The cab which I shared with Mia and her lovely nine year old son Nicholas crawled along under the majestic cliffs upon which Miraflores is balanced, delayed in the horrendous early morning traffic. On our slow journey from the airport I looked up at the towering cliffs wondering how on earth they could support the sky scrapers which were lined up along their edge – they looked remarkably fragile, as if they were made up of just sand and loose stones and would crumble at any minute. The many signs directing people upwards in case of a tsunami were also a little disconcerting. At the speed the traffic was moving we would all be fish-food if a giant wave were to strike.
There were no normal cabs available so I shared my ride from the airport with a lady who lives in Cusco and her son who is Argentinean. The cab driver was unable to negotiate the road works around my hostel and just as I was wondering how on earth I was going to cross the fenced off area, a workman noticed my plight and came to let me and another bemused backpacker through the cordon. I was quick to learn that Health and Safety is not an issue here and I was soon dodging steam rollers and tractors as I exited the hostel.
As we wandered in, I introduced myself to Julien who was it turned out, French and off on his own mini adventure. After leaving our bags in the secure area, we decided to pair up for some of the day and set off, first to find a travel agent so that Julien could book his flight out to Cusco the following day, and then to negotiate the super bus system that links the middle-class affluent area of Miraflores to the centre and old town Lima. I have to say a quick thank you to friends back home for their recommendation to stay in this area. It is certainly the best area in Lima and my hostel is possibly in the very best location, although I have yet to see anybody who is any more than just half my age.
But who cares about that ‘cos I am having a ball and one day, possibly very soon, most of this lot will have to go back to work and get down to the daily grind.
Anyhow, me and Julien paid for our bus card in the machine at Ricardo Palma station which we preloaded with some dosh and we set off.

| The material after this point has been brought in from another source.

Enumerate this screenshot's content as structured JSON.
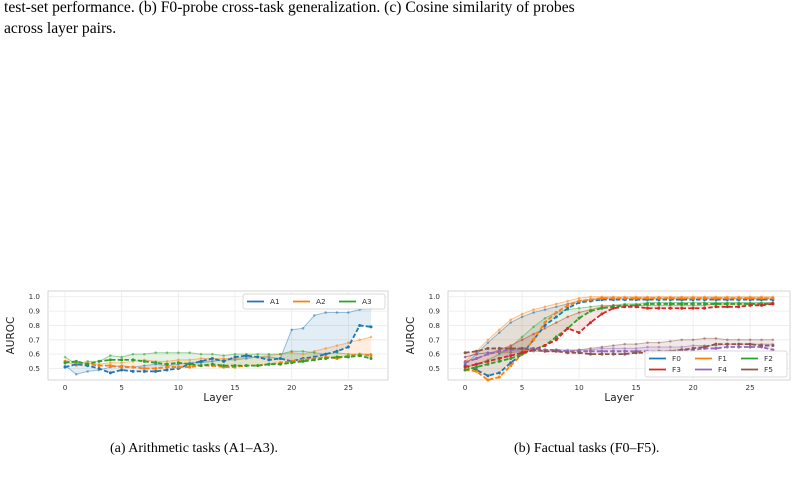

Or after several false starts we set off once we had established which direction we should be travelling in. The bus system bore a strong resemblance to the tram system in Istabul – apart from the blooming obvious difference between buses and trams. The stations were almost identical, set in the central reservations of the road system and the buses sped along the main thoroughfare alongside but unhindered by the snarled up traffic We exited at Jiron de la Union and wandered up to Plaza Mayor where we treated ourselves to a S30 ticket for entrance to the Archbishops house and the Cathedral with its crypts. I know that the Peruvian people are small but this cash booth window really was taking the piss, lol.

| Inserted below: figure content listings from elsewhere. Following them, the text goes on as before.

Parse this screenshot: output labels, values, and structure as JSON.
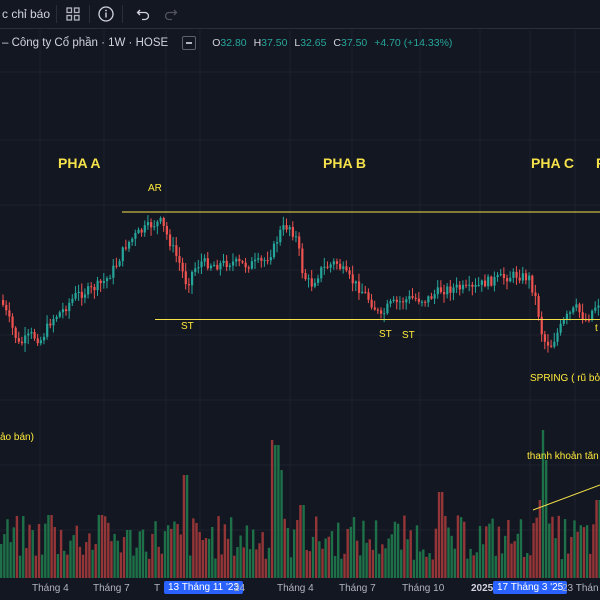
{
  "toolbar": {
    "indicators_label": "c chỉ báo"
  },
  "legend": {
    "symbol": "– Công ty Cổ phần · 1W · HOSE",
    "o_key": "O",
    "o_val": "32.80",
    "h_key": "H",
    "h_val": "37.50",
    "l_key": "L",
    "l_val": "32.65",
    "c_key": "C",
    "c_val": "37.50",
    "change": "+4.70 (+14.33%)"
  },
  "annotations": {
    "pha_a": "PHA A",
    "pha_b": "PHA B",
    "pha_c": "PHA C",
    "ar": "AR",
    "st1": "ST",
    "st2": "ST",
    "st3": "ST",
    "spring": "SPRING ( rũ bỏ",
    "right_t": "t",
    "ban": "ảo bán)",
    "thanh_khoan": "thanh khoản tăn"
  },
  "x_axis": {
    "ticks": [
      "Tháng 4",
      "Tháng 7",
      "13 Tháng 11 '23",
      "24",
      "Tháng 4",
      "Tháng 7",
      "Tháng 10",
      "2025",
      "17 Tháng 3 '25",
      "23 Thán"
    ]
  },
  "colors": {
    "background": "#131722",
    "up": "#26a69a",
    "down": "#ef5350",
    "range_line": "#f5e14a",
    "annotation": "#ffeb3b",
    "highlight": "#2962ff"
  }
}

The changing of the guard was in full swing in front of the Presidential Palace as we wandered up to the Monastery of St Francisco and the Parque de la Muralia. From the park we had an amazing view of the favela at Rimac with its sherbet pink and yellow houses shimmering in the heat haze (the fog had burnt off and the sun was now out), disguising the poverty which must be rife and the crime which oozes from the district. We wandered down to Plaza Bolivar and from there, back to the station and the hostel to officially check in and find our respective rooms. A very welcome hot shower revived me after the long journey and the sight-seeing, and then I went up onto the roof terrace for a beer. The Pariwana Hostel is another great find. For me, the location is everything and this one did not disappoint. Fronting a busy roundabout is in a nice area at the tip of a long park – Kennedy Park which is full of flowers, immaculately kept grass and benches. There is a relaxing roof terrace at the hostel with sun-loungers and ping-pong, a lively bar area and kitchen with free teas, coffee and breakfast. Music thumps away most of the day giving the whole place a laid back, party atmosphere and the pungent smell of a certain sort of tobacco drifts lazily around.

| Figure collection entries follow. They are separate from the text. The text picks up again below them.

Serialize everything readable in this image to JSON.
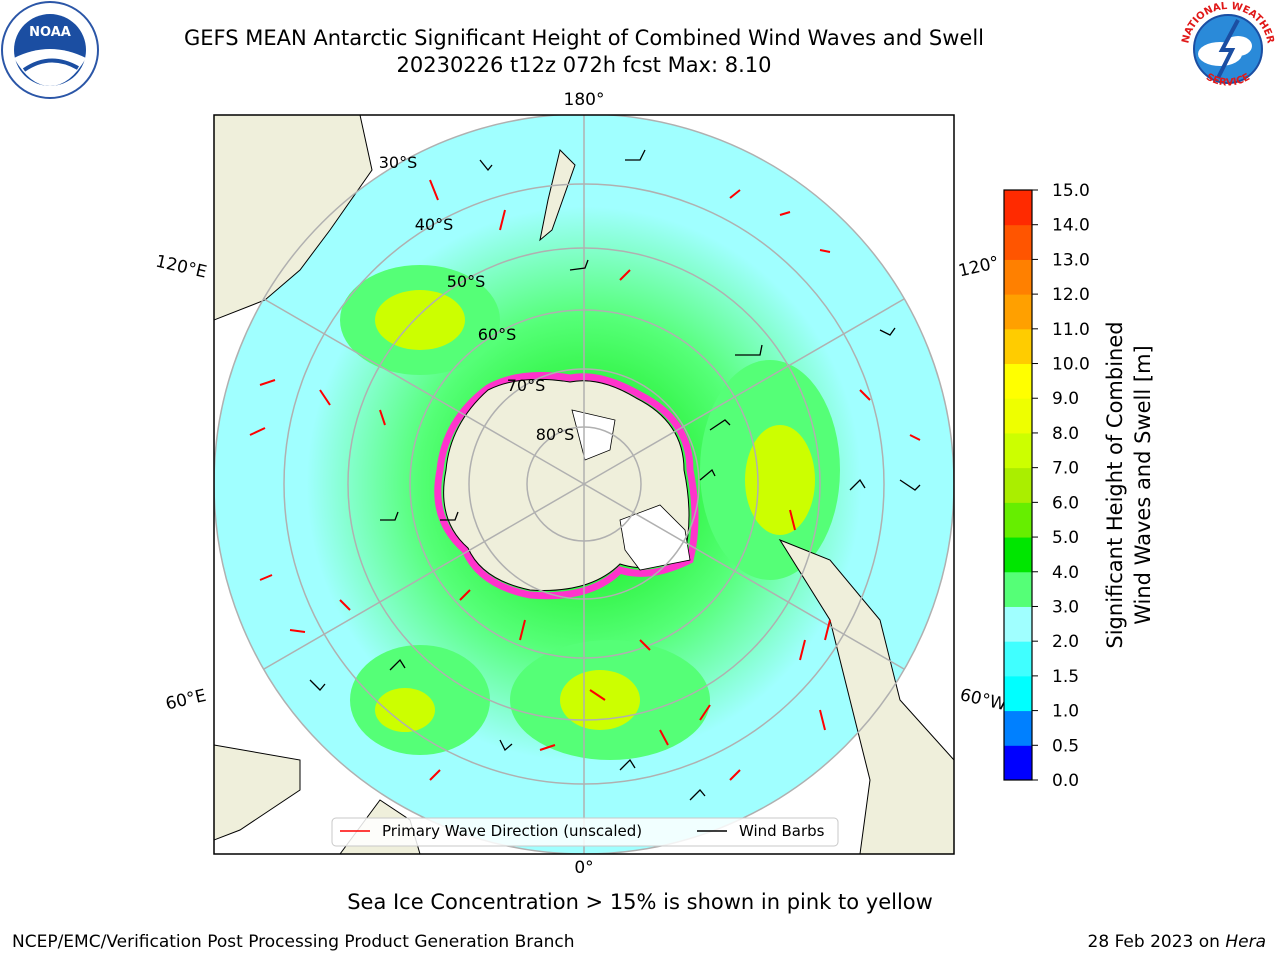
{
  "title_line1": "GEFS MEAN Antarctic Significant Height of Combined Wind Waves and Swell",
  "title_line2": "20230226 t12z 072h fcst   Max: 8.10",
  "caption": "Sea Ice Concentration > 15% is shown in pink to yellow",
  "footer_left": "NCEP/EMC/Verification Post Processing Product Generation Branch",
  "footer_right_prefix": "28 Feb 2023 on ",
  "footer_right_host": "Hera",
  "map": {
    "projection": "south-polar-stereographic",
    "center_longitude_bottom": "0°",
    "longitude_labels": [
      "180°",
      "120°E",
      "120°",
      "60°E",
      "60°W",
      "0°"
    ],
    "latitude_labels": [
      "30°S",
      "40°S",
      "50°S",
      "60°S",
      "70°S",
      "80°S"
    ]
  },
  "legend": {
    "wave_direction_label": "Primary Wave Direction (unscaled)",
    "wave_direction_color": "#ff0000",
    "wind_barbs_label": "Wind Barbs",
    "wind_barbs_color": "#000000"
  },
  "colorbar": {
    "label_line1": "Significant Height of Combined",
    "label_line2": "Wind Waves and Swell [m]",
    "min": 0.0,
    "max": 15.0,
    "tick_labels": [
      "0.0",
      "0.5",
      "1.0",
      "1.5",
      "2.0",
      "3.0",
      "4.0",
      "5.0",
      "6.0",
      "7.0",
      "8.0",
      "9.0",
      "10.0",
      "11.0",
      "12.0",
      "13.0",
      "14.0",
      "15.0"
    ],
    "colors": [
      "#0000ff",
      "#0080ff",
      "#00ffff",
      "#40ffff",
      "#a0ffff",
      "#55ff77",
      "#00e600",
      "#66ee00",
      "#aaee00",
      "#ccff00",
      "#eeff00",
      "#ffff00",
      "#ffcc00",
      "#ffa000",
      "#ff8000",
      "#ff5500",
      "#ff2a00"
    ]
  },
  "colors": {
    "land": "#efefdb",
    "ocean_low": "#a0ffff",
    "ocean_mid": "#55ff77",
    "ocean_high": "#00e600",
    "max_zone": "#ccff00",
    "sea_ice": "#ff33cc",
    "grid": "#b0b0b0"
  },
  "logos": {
    "left": "NOAA",
    "right_top": "NATIONAL WEATHER",
    "right_bottom": "SERVICE"
  }
}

Supper was a muffin thingy on the street followed by a visit to the local artisan market on a where I bought myself a little silver thumb ring to replace my Turkish ring which I believed to have lost somewhere on the way to London whilst wrestling with my luggage. (it was subsequently found)
I returned and sat at the bar ready for an earlyish night when I discovered that I was to sleep in a room with four blokes. I thought that there were to be a couple of girls in there too but they had checked out. God; I hope that I don’t keep the guys awake all night with my snoring. Three are Brazilian and for some bizarre reason keep forgetting to shut the room to the door which opens directly onto my bed but they do put the toilet lid down after them. I guess it is all a trade-off when you are travelling alongside such an eclectic mix of people.
The next morning after some very weird dreams (did I really sit up in bed and ask one of the Brazilians whether the fire alarm was going off?), I had just taken my shower and a fifth and final guy was shown into the room – to occupy the bunk above. What comfort zone? It has been well and truly blown away.